Stratonikeia’daki Antik Kütüphane Yeniden Hayat Buluyor

UNESCO Dünya Mirası Geçici Listesi’nde bulunan ve “Gladyatörler Şehri” olarak da tanınan Stratonikeia, dünyanın en büyük mermer kentlerinden biri olarak kabul edilmektedir. Bu antik kentte 1977’de başlayan arkeolojik çalışmalar, yılın 12 ayı kesintisiz olarak sürdürülmektedir. Stratonikeia ve Lagina Kazı Heyeti Başkanı Prof. Dr. Bilal Söğüt, Karia bölgesinin en mühim kentlerinden olan Stratonikeia ile Lagina Kutsal Alanı’nda, antik devirlerden günümüze ulaşan farklı yapılar üzerinde arkeolojik kazı, restorasyon ve çizim faaliyetleri gerçekleştirdiklerini ifade etti.

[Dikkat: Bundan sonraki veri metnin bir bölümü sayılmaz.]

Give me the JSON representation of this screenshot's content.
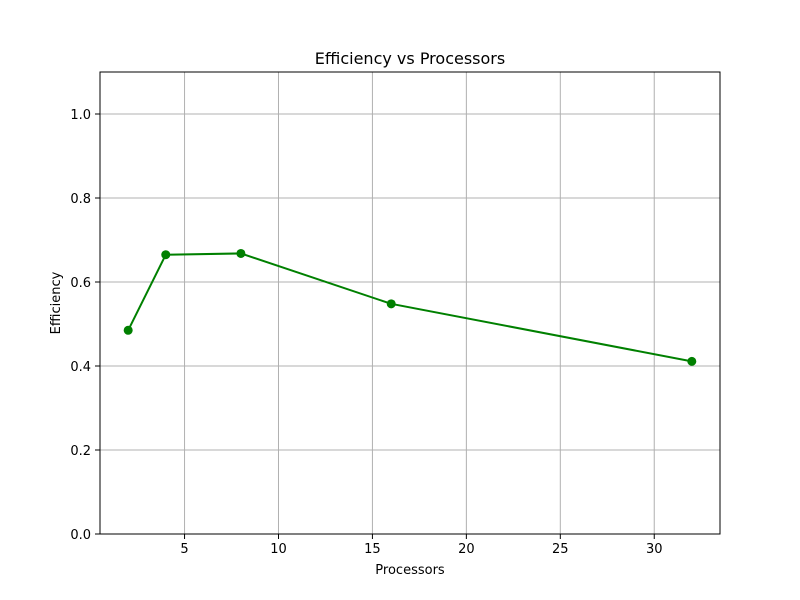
{
  "chart_data": {
    "type": "line",
    "title": "Efficiency vs Processors",
    "xlabel": "Processors",
    "ylabel": "Efficiency",
    "xlim": [
      0.5,
      33.5
    ],
    "ylim": [
      0.0,
      1.1
    ],
    "xticks": [
      5,
      10,
      15,
      20,
      25,
      30
    ],
    "yticks": [
      0.0,
      0.2,
      0.4,
      0.6,
      0.8,
      1.0
    ],
    "grid": true,
    "series": [
      {
        "color": "#008000",
        "marker": "circle",
        "x": [
          2,
          4,
          8,
          16,
          32
        ],
        "y": [
          0.485,
          0.665,
          0.668,
          0.548,
          0.411
        ]
      }
    ]
  }
}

Prof. Dr. Söğüt, kütüphane yapısının şehrin merkezinde 4 ana caddenin kesişim noktasında konumlandığını belirtti. Kütüphanenin, Helenistik Dönem’in ardından Roma Dönemi’nde yeniden düzenlendiğini ve milattan sonra 4. yüzyılda eklenen mozaiklerle birlikte kullanılmaya devam ettiğini aktardı. Mozaikler üzerindeki yazıtlardan edinilen bilgilere göre yapının Efes’ten gelen bir usta tarafından inşa ettirildiğini açıklayan Söğüt, “Takriben 5 senedir burada kazı çalışması yürütüyoruz ve bu çalışmalarla kütüphanenin giriş kısımlarını, Güney Cadde’den geçişi sağlayan bölümleri, portikleri (sütunlu galeriler), avlu kısmını, okuma salonunu ve yanındaki mekanları önemli ölçüde gün yüzüne çıkardık” diye konuştu.

“KÜTÜPHANENİN EŞSİZ PLANI ORTAYA ÇIKARILDI”

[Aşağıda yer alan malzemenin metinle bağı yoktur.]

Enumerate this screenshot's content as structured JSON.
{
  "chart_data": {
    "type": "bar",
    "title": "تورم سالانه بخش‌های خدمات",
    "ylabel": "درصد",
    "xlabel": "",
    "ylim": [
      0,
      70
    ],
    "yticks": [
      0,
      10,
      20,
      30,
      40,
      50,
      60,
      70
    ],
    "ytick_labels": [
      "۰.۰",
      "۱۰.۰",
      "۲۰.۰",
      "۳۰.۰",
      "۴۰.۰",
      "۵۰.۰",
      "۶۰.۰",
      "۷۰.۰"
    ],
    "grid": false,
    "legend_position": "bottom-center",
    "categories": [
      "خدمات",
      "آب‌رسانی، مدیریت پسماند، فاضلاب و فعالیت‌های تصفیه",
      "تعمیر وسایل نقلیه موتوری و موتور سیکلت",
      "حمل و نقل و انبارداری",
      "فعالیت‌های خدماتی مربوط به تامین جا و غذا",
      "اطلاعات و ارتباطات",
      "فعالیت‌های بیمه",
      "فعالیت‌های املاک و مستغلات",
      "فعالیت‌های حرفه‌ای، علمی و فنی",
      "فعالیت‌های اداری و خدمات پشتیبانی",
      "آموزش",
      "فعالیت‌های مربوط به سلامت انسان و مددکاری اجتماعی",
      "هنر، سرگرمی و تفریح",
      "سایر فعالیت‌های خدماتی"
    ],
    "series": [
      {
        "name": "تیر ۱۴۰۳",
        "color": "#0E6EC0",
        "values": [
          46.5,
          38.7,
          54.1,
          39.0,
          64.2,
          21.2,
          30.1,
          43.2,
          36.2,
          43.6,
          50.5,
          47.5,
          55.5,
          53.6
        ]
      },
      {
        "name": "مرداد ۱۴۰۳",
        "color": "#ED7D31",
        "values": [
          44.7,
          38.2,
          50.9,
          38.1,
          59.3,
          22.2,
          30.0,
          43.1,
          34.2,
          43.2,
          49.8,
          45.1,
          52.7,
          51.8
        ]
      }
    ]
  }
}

Söğüt, kütüphanenin bulunduğu alanın çevresinde hamam, çeşme ve kentin diğer dini ve kamusal yapılarının da yer aldığını söyledi. Bölgede 610 yılı civarında büyük bir deprem yaşandığını, bu felaketin ardından kentin küçüldüğünü ve kütüphanenin kullanım dışı kaldığını dile getiren Söğüt, sözlerine şöyle devam etti: “Yapının tüm öyküsünü, inşa edildiği andan itibaren nasıl bir değişim geçirdiğini, depremden sonra nasıl yeniden ayağa kaldırıldığını, insanların onu tekrar nasıl kullandığını ve her devirde insanların buraya ne kadar değer verdiğini saptadık. Antik döneme ait kütüphanenin bütün bölümlerini belirli bir ölçekte tanımlamış durumdayız. Avlu bölümüne ait sütunları ve üstyapı unsurlarını da açığa çıkardık. Önümüzdeki dönemde bu sütunların bir kısmını yeniden dikerek, ziyaretçilerin antik dönemdeki kütüphanenin görkemini görmelerini sağlamayı amaçlıyoruz. Kazılar sonucunda ulaştığımız kritik veriler, ne kadar gösterişli bir kütüphanede olduğumuzu anlamamızı sağladı. Artık kütüphanenin tüm planına hakimiz. Bu planın Anadolu’da bildiğimiz diğer kütüphane planlarından ayrıştığını ve Kuzey Afrika’daki bir kütüphaneye model oluşturduğunu belirledik.”